高知国体のセーリング会場は、夜須町と言う町で行われましたが、動きが出てきたのは、夜須町で国体リハーサルのためのイベントがあったときに、高知県セーリング連盟から呼ばれた時が最初でした。
其のころ、アクセスディンギーの活動の普及は、遅々として進まず、組織つくりについても最初の挫折があり、どうもこのままでは立ち行かなくなるような、活動自体に閉塞感を持っていたころでした。
日本では、アクセスディンギー財団の示しているような社会貢献活動の広まりを持つことは相当難しいと思うようになっていました。其のころ、普及の希望は殆どありませんでした。
高
知セーリング連盟は、私にとっては,幸運を運んでくるように感じているのです。
最初の幸運は高知県セーリング連盟の文野さんが興味を持ってくれたことです。
期待していなかったというと失礼に思われますが、過度の期待はそれが外れると反動が大きいので、其のころ私はとある事から期待をしないでおこうと思っていました。

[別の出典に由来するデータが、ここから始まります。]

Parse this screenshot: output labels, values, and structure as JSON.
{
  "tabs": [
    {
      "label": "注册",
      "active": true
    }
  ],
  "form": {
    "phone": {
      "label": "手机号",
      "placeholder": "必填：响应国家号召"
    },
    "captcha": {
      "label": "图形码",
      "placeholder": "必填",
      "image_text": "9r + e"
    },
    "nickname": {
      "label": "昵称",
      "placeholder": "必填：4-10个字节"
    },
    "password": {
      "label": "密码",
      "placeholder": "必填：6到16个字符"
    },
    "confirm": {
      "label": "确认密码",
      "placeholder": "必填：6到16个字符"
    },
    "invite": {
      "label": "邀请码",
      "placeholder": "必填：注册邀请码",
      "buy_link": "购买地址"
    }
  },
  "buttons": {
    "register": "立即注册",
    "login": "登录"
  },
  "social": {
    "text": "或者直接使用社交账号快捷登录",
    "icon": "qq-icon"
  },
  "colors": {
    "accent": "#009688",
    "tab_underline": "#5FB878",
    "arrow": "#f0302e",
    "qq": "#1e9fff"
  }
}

まして、東京に移ってしまい四国の高知に行くには時間と費用は自由になりません、移動の費用を何処も出してくれないというのは、何度も言っていますので察していただけるかと思うのです。
ですから、文野さんから、アクセスディンギー体験会の為に飛行機代を持つから来て欲しいといわれたときは本当に助かった思いがしました。

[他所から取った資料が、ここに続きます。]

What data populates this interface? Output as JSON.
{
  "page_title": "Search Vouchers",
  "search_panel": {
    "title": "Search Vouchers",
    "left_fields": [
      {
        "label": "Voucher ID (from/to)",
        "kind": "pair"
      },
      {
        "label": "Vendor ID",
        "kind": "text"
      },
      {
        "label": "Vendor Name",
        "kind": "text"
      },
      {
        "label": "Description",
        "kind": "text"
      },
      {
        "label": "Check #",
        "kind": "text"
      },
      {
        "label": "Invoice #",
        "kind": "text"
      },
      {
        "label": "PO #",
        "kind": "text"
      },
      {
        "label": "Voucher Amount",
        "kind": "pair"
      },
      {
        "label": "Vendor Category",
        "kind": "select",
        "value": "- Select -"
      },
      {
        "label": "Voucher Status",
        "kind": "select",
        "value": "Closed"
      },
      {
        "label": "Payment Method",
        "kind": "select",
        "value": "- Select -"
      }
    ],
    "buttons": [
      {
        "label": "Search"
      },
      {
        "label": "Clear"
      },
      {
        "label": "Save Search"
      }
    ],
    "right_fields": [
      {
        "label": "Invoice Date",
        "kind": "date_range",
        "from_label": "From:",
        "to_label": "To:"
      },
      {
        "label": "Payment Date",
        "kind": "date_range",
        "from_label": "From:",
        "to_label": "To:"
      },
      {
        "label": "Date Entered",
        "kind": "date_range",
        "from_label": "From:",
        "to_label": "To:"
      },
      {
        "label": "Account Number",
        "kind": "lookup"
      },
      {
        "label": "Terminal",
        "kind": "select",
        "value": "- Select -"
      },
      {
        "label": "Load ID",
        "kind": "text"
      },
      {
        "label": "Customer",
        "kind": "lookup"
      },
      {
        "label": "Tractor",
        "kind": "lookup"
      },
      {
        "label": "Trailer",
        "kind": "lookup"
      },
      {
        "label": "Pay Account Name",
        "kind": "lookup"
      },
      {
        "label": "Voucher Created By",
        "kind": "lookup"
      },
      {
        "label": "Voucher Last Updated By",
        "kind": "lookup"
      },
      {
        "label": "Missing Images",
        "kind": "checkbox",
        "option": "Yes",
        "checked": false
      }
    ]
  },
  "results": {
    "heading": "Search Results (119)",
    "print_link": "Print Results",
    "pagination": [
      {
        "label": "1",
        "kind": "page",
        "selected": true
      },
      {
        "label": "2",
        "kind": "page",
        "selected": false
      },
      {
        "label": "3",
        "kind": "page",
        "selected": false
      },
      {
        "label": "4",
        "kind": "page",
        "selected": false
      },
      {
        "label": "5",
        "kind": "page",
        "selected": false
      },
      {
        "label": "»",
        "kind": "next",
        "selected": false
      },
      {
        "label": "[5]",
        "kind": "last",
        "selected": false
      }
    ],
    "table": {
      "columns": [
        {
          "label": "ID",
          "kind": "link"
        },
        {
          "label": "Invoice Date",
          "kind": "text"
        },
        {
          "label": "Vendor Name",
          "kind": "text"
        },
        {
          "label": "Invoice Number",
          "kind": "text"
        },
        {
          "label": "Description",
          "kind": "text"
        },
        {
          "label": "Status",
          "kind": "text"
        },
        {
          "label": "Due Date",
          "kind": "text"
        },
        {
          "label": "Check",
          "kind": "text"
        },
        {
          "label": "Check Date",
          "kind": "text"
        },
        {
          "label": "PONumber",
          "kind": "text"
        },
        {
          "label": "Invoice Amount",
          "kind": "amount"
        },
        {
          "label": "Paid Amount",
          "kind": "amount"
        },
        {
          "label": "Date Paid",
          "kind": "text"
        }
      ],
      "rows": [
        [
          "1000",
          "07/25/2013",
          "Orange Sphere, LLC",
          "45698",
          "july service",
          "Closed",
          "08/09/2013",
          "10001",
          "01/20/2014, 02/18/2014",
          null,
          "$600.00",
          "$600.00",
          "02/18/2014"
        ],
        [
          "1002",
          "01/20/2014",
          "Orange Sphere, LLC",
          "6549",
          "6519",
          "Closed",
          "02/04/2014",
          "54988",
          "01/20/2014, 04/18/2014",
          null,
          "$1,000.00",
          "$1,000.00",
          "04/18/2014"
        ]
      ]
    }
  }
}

日本財団のこのイベントには日本セーリング連盟・身体障害者セーリング委員会(当時)からも委員長の方が来られていました。
他にも普及委員から来ていた松田さんにあったことも、幸運でした。以後、松田さんは色んな形でアクセスディンギーを紹介していただけました。
アクセスディンギーを、高知に納めたときには、まだお話をする機会が在りませんでしたが、其の時に初めて名倉海子さんにお会いしました。

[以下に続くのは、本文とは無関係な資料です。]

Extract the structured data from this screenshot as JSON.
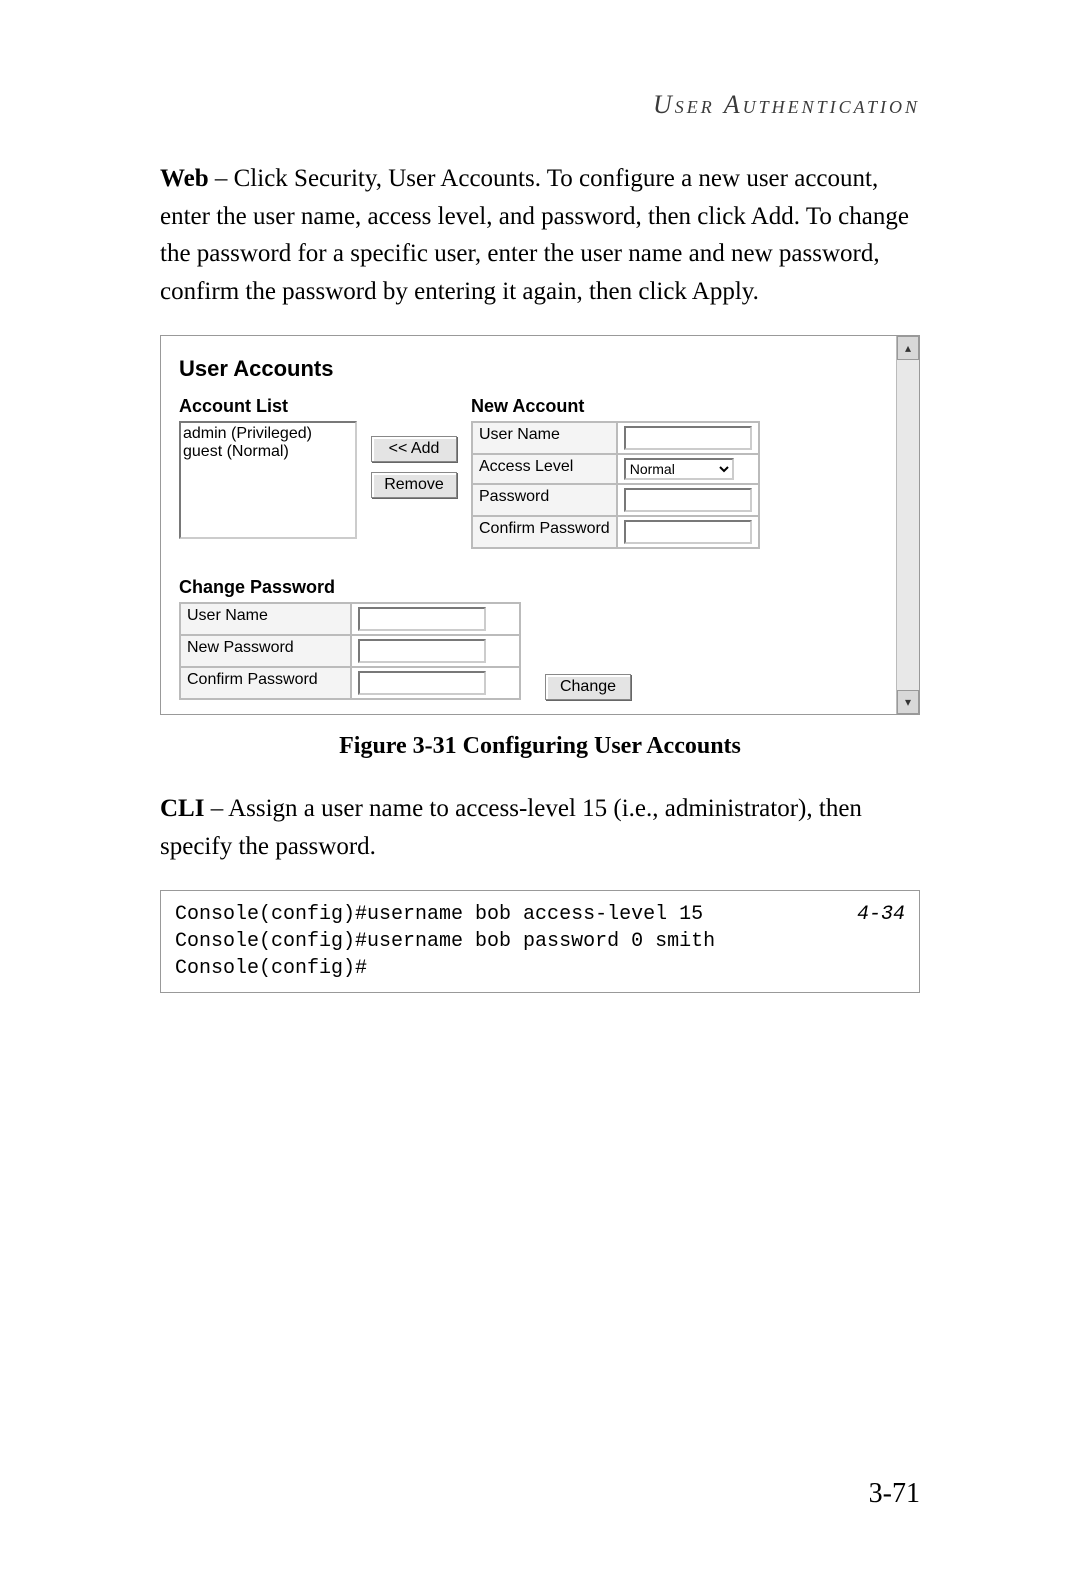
{
  "header": {
    "running_head": "User Authentication"
  },
  "para_web": {
    "lead": "Web",
    "dash": " – ",
    "rest": "Click Security, User Accounts. To configure a new user account, enter the user name, access level, and password, then click Add. To change the password for a specific user, enter the user name and new password, confirm the password by entering it again, then click Apply."
  },
  "screenshot": {
    "title": "User Accounts",
    "account_list": {
      "label": "Account List",
      "items": [
        "admin (Privileged)",
        "guest (Normal)"
      ]
    },
    "buttons": {
      "add": "<< Add",
      "remove": "Remove"
    },
    "new_account": {
      "label": "New Account",
      "fields": {
        "user_name_label": "User Name",
        "access_level_label": "Access Level",
        "access_level_value": "Normal",
        "password_label": "Password",
        "confirm_password_label": "Confirm Password"
      }
    },
    "change_password": {
      "label": "Change Password",
      "fields": {
        "user_name_label": "User Name",
        "new_password_label": "New Password",
        "confirm_password_label": "Confirm Password"
      },
      "change_btn": "Change"
    },
    "scroll": {
      "up": "▴",
      "down": "▾"
    }
  },
  "figure_caption": "Figure 3-31  Configuring User Accounts",
  "para_cli": {
    "lead": "CLI",
    "dash": " – ",
    "rest": "Assign a user name to access-level 15 (i.e., administrator), then specify the password."
  },
  "cli": {
    "lines": "Console(config)#username bob access-level 15\nConsole(config)#username bob password 0 smith\nConsole(config)#",
    "ref": "4-34"
  },
  "page_number": "3-71"
}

次の年に国体を控えていた高知県では、夜須町でセーリング大会が開かれる事になっていました。其のアピールと受け入れの練習の為に行われた大会だったのでしょう、其のプログラムの一部にアクセスディンギーが加えられたのです。「お前なんかに何が出来るものか」と、言われていた当時の私にとっては救いの神様でした。
そして、やる気のある若い名倉さんのような方が、この活動に興味を持ってくれたことはどんなに私を勇気付けてくれた事でしょう。
この活動が若い人をもひきつける力があると感じたのはこのときが初めてでした。それに参加していただいた方々も、最初に参加した人も忘れずにこのときにも参加していてくれました、
又、スポーツセンターに、ヨットをやりたいといってくれているのを知ることが出来たのです。
文野さんは名倉さんをアクセスディンギー普及委員として紹介してくれました。
今でも其の名称を持つ委員が他にいるのか疑わしいくらいです。ともかく日本で随一最初のアクセスディンギー普及委員は名倉海子さんです。
高知県のこの大会は、大阪だけに止まらず、全国的な規模で普及できる事を示すものです。それは何より、今までヨットに関心を示さなかった人達が、セーリングに興味を持っていること、それが好きになっていてくれることを示しています。
名倉さんは、国体終了後、ニュージーランドに行き、そして、キャンベラで開かれたアクセスディンギー国際選手権参加されました。
現在、夜須町教育委員会の一職員として、色んな人達にセーリングを伝えていると同時に、Sailing for Everyoneの熱心な伝道師になってくれています。